An extraordinary find of a fossil of 250-million-year-old air-breathing sea creature shows that it must have given birth on land, not in the sea as long assumed.
The fossil is of a mother chaohusaurus, which is believed to be a genus of ichthyosaur, who died giving birth. It shows the baby birthing headfirst.
From earlier fossil finds, scientists already knew that these Triassic-era predators gave live birth, but what they didn’t know was whether the earliest ichthyosaurs, who evolved from land-dwelling cousins, gave birth headfirst, like land mammals, or tail-first, like modern whales and dolphins do, an evolutionary adaptation to avoid suffocating the offspring underwater.
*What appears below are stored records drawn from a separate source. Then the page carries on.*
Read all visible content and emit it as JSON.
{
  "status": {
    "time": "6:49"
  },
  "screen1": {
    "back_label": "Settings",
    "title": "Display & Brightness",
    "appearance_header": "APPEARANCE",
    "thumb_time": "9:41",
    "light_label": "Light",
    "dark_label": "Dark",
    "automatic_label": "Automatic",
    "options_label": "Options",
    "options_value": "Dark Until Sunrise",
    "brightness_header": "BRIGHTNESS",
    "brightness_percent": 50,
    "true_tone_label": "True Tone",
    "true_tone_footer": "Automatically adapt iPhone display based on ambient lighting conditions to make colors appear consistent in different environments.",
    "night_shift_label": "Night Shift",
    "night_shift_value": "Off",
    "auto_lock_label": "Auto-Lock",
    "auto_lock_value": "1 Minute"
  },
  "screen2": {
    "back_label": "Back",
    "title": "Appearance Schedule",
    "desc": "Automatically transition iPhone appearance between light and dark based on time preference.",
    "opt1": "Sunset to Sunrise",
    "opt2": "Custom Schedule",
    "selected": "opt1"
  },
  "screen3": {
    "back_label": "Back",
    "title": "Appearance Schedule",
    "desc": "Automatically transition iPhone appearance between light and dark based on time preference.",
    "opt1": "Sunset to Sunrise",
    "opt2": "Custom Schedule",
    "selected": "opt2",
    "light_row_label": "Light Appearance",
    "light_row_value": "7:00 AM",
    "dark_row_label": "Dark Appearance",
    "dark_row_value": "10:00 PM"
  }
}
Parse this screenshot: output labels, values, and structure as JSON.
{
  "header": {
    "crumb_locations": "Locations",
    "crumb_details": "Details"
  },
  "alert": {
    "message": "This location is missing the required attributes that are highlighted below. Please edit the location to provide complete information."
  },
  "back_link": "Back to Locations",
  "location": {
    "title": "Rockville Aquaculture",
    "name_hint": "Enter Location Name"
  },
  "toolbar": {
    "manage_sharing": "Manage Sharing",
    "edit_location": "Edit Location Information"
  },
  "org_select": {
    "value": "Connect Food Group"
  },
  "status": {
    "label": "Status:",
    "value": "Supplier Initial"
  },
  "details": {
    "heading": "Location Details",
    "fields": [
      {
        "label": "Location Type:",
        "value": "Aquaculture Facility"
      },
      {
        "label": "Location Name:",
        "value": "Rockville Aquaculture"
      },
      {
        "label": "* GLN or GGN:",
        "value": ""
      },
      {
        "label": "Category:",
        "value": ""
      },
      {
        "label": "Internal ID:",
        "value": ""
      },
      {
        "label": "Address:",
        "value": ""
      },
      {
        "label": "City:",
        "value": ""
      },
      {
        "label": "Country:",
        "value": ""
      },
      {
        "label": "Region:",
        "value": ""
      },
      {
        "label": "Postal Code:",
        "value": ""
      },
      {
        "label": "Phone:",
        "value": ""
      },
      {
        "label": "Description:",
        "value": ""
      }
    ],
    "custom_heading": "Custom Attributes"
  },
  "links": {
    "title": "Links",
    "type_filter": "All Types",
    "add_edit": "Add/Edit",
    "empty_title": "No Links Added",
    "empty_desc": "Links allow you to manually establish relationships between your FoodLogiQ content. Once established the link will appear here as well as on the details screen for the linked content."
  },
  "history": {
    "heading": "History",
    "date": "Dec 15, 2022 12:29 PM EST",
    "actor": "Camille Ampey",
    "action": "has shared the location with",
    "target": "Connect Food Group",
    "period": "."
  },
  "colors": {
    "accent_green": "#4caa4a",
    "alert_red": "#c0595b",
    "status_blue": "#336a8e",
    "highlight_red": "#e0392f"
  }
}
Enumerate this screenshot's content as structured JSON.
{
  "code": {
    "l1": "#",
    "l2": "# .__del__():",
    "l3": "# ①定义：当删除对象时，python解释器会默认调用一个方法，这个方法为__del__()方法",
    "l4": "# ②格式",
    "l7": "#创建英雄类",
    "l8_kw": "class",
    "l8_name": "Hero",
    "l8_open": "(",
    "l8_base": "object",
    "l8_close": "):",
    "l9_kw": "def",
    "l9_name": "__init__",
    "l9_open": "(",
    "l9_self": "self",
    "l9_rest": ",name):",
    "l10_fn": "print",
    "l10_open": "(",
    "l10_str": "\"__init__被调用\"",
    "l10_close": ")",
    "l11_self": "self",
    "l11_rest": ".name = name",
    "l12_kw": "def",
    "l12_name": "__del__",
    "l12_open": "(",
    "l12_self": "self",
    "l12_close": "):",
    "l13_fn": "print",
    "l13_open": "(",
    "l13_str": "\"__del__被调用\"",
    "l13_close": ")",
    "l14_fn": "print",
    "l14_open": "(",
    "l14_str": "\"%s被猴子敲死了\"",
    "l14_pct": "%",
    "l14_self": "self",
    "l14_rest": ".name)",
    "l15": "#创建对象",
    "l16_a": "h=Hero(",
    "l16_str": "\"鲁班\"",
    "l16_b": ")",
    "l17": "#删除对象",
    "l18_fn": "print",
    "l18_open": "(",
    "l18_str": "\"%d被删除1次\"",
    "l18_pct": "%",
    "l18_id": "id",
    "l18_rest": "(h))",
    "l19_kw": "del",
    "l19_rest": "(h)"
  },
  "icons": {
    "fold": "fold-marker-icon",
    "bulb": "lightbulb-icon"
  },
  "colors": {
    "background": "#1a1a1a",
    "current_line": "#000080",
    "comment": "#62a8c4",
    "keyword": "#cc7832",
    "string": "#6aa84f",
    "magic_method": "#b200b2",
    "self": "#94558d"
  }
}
And, according to a statement from researchers, who published in the latest edition of PLOS ONE, the fossil (which shows three neonates in the womb, one in the process of being born) shows a head-first birth, so “live births in ichthyosaurs may have taken place on land, instead of in the water, as some studies have previously suggested,” according to Ryosuke Motani, a prehistoric marine reptile expert at the University of California, Davis who led the study.
Motani tells LiveScience: “This land-style of giving birth is only possible if they inherited it from their land ancestors. … They wouldn’t do it if live birth evolved in water.”
National Geographic writes:
“[New] research reveals that over the evolutionary trajectory of reproduction, reptiles veered back and forth between the two strategies before settling on egg-laying. Live birth in reptiles seems to have evolved more than 100 times in history. But there are many gaps in scientific knowledge surrounding the phenomenon in ancient sea reptiles.”